Promoting the appreciation, enjoyment, and preservation of our library heritage
Sunday, September 16, 2012
New York's First County Bookmobile
Images of children using bookmobiles are among the most endearing portrayals of public library service. An especially appealing image (shown above) is included in a publication titled The Library of the Open Road by Ralph A. Felton and Marjorie Beal published by the New York State College of Agriculture at Cornell University in November, 1929. It shows children using the Monroe County (NY) Traveling Library. The publication is Cornell Extension Bulletin number 188 and it makes the case for establishing county libraries in New York. The image of the Monroe County Traveling Library also appears in an article titled "The County Library" in the January, 1926 issue of The American City Magazine. I also found a 1923 newspaper article about the Monroe County Traveling Library which includes the same image. The newspaper article which appeared in The Monroe County Mail stipulates that the Monroe County service is the first of its kind in New York.
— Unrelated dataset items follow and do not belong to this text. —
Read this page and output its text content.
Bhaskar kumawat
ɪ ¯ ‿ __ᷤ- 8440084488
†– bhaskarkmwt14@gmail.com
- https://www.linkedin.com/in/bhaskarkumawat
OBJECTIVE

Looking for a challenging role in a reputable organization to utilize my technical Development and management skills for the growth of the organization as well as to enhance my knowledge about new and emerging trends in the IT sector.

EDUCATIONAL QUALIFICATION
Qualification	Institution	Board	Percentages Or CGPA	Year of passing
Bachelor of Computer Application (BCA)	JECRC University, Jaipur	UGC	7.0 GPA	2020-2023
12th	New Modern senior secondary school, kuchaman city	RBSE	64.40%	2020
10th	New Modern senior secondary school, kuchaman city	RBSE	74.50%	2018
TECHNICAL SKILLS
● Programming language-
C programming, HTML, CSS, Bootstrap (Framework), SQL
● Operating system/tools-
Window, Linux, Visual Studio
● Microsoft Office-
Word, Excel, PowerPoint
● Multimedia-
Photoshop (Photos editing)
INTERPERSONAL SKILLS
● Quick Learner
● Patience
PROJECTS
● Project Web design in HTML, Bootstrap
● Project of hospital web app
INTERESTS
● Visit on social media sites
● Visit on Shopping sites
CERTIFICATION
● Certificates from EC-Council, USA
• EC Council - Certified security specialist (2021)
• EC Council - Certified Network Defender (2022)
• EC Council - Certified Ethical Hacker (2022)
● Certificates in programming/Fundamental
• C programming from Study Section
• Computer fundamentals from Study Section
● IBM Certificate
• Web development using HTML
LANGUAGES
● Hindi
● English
The headline reads: "Only County in the State Which Provides Free Books for Residents of the Smaller Villages and Farm Districts and Delivers Them From a Real Library on Wheels Right at Their Homes - As Many as 200 Books Loaned Daily". The article makes very positive comments about Miss Ruth Drake, the librarian of the Traveling Library, who was interviewed for the article. She is probably the woman in the doorway of the Traveling Library image. I also have a postcard (see below) showing a later bookmobile used by the Monroe County Library in New York.